A recent poll of those who have more than one way of making money shows that 33% of them take on more than one paying job because they have to, while 48% so it because they want to.
Naturally, those who want to must be stifled for the greater good, and need to get with the program. California’s recently passed Assembly Bill 5 (AB5), set to take effect on January 1, 2020, will make it illegal for contractors who reside in California to create more than 35 pieces of content in a year for a single company, unless the business hires them as an employee.
The Pacific Legal Foundation argues in a lawsuit that “by enforcing the 35-submission limit, Defendant, acting under color of state law, unconstitutionally deprives Plaintiffs’ members of their freedom of speech as protected by the First and Fourteenth Amendments to the U.S. Constitution.”

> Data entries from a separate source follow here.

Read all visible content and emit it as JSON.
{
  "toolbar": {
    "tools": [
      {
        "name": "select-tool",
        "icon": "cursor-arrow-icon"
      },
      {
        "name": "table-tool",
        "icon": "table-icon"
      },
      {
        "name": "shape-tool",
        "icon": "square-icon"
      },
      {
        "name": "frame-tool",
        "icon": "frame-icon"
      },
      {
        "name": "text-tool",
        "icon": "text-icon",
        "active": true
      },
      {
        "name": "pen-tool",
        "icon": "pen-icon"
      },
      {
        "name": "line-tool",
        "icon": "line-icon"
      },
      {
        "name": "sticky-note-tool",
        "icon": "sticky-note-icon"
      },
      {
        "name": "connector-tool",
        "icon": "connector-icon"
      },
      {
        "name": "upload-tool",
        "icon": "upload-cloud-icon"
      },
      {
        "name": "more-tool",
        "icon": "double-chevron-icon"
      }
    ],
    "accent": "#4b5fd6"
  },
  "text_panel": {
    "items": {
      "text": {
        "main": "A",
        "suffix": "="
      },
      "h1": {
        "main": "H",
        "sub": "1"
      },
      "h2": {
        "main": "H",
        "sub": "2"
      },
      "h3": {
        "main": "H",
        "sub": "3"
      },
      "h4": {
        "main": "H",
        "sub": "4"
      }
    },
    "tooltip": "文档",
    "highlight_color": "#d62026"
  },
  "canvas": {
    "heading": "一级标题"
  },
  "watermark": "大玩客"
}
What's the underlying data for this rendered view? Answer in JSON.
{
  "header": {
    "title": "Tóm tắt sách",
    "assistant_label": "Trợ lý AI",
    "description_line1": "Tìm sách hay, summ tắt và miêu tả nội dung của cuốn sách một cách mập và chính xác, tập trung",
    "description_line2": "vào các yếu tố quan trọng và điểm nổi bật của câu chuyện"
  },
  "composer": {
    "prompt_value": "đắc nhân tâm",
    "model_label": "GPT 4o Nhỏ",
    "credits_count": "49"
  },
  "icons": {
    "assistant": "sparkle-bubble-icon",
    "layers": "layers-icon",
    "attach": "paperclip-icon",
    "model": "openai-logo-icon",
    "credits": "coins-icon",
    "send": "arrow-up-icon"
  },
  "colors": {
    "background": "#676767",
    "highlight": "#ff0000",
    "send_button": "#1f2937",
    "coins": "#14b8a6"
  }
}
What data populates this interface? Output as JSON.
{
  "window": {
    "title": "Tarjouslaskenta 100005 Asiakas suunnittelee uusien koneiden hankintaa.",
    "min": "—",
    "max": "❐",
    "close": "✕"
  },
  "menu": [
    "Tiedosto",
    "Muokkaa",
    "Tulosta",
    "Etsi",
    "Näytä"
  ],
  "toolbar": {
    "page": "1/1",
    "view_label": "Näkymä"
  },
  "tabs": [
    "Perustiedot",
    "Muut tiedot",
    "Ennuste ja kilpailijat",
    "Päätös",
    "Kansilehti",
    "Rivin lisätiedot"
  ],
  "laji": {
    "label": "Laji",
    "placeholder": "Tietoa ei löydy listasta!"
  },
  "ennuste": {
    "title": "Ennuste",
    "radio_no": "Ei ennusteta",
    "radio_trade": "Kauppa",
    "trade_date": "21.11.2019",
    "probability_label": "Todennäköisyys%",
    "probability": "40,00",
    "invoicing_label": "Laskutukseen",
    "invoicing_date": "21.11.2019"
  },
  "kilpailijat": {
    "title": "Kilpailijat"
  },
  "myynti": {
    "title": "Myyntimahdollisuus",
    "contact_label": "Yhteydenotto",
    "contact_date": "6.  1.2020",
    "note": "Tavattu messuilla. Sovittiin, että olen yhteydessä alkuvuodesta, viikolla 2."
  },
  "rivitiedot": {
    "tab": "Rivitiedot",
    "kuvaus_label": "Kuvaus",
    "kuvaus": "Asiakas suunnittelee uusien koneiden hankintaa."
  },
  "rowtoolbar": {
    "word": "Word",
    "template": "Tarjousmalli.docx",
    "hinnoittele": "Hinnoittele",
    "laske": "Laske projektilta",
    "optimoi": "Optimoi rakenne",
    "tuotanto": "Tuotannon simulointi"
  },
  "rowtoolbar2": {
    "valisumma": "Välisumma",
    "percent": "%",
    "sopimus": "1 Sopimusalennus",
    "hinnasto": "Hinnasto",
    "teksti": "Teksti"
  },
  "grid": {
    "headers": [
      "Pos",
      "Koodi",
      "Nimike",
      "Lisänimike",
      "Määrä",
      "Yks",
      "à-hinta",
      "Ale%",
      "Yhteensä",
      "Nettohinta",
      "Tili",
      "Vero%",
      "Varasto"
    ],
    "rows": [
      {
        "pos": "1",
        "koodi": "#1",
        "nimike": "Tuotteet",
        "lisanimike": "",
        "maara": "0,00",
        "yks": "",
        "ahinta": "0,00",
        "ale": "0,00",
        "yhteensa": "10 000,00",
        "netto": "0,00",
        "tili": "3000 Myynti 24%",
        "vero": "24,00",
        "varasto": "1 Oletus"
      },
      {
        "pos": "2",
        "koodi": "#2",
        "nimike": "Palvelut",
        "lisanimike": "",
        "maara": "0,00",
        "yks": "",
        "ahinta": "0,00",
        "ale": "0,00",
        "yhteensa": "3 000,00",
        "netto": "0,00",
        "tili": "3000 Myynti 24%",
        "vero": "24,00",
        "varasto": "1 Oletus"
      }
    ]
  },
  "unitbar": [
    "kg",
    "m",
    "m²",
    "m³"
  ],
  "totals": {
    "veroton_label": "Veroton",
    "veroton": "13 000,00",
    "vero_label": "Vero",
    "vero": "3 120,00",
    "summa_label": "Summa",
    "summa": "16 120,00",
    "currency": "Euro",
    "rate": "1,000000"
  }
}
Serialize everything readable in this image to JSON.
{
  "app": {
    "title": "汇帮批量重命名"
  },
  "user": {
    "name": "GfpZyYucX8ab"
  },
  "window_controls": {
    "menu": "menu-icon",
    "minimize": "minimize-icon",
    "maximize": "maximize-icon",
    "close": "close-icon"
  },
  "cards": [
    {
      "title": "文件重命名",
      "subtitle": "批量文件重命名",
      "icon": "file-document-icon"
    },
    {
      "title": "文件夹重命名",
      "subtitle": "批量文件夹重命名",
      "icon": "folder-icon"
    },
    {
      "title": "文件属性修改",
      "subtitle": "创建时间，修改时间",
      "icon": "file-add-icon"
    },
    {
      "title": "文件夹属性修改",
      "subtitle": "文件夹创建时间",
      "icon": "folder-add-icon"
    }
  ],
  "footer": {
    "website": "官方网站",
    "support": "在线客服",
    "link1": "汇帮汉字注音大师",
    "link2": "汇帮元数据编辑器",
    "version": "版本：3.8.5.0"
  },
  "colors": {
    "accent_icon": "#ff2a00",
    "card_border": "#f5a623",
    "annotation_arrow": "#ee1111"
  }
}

Not to mention depriving them of the right to liberty and the pursuit of happiness. The law is unconstitutional, and the fact that enough legislators could vote for such a restriction on personal freedom is one more indication of the totalitarian drift of the once respectable Democratic Party. Reason reports,
The bill’s pending implementation has wreaked havoc on publications that rely heavily on California freelancers. Just last week, Vox Media announced it will not be renewing the contracts of around 200 journalists who write for the sports website SB Nation. Instead, the company will replace many of those contractors with 20 part-time and full-time employees. Rev, which provides transcription services, and Scripted, which connects freelance copywriters with people who need their services, also notified their California contractors that they would no longer give them work. “Companies can simply blacklist California writers and work with writers in other states, and that’s exactly what’s happening,” Alisha Grauso, an entertainment journalist and the co-leader of California Freelance Writers United (CAFWU), tells Reason. “I don’t blame them.”
Now listen closely the reasoning of the legislator who dreamed up the law: “These were never good jobs.” Who, exactly, is she to tell me what a good job is? My compensation, when I accept any, for being a free-lance professional director and writer is often negligible, but in the arts, one doesn’t measure the value of the work by what it pays. Who are these people to constrain my options?
Grauso told Reason that CAFWU, the group fighting against AB5, is made up of 72.3 percent women, who would be some of the primary victims of the law:
“The reality is it still falls primarily on women to be the caretakers and caregivers of their families, and freelancing allows women to be stay-at-home mothers or to care for an aging parent.Being made employees kills their flexibility and ability to be home when needed. I cannot stress enough how anti-women this bill is.”
That too. But mostly, it’s anti-freedom. If you haven’t noticed yet, these people hate freedom.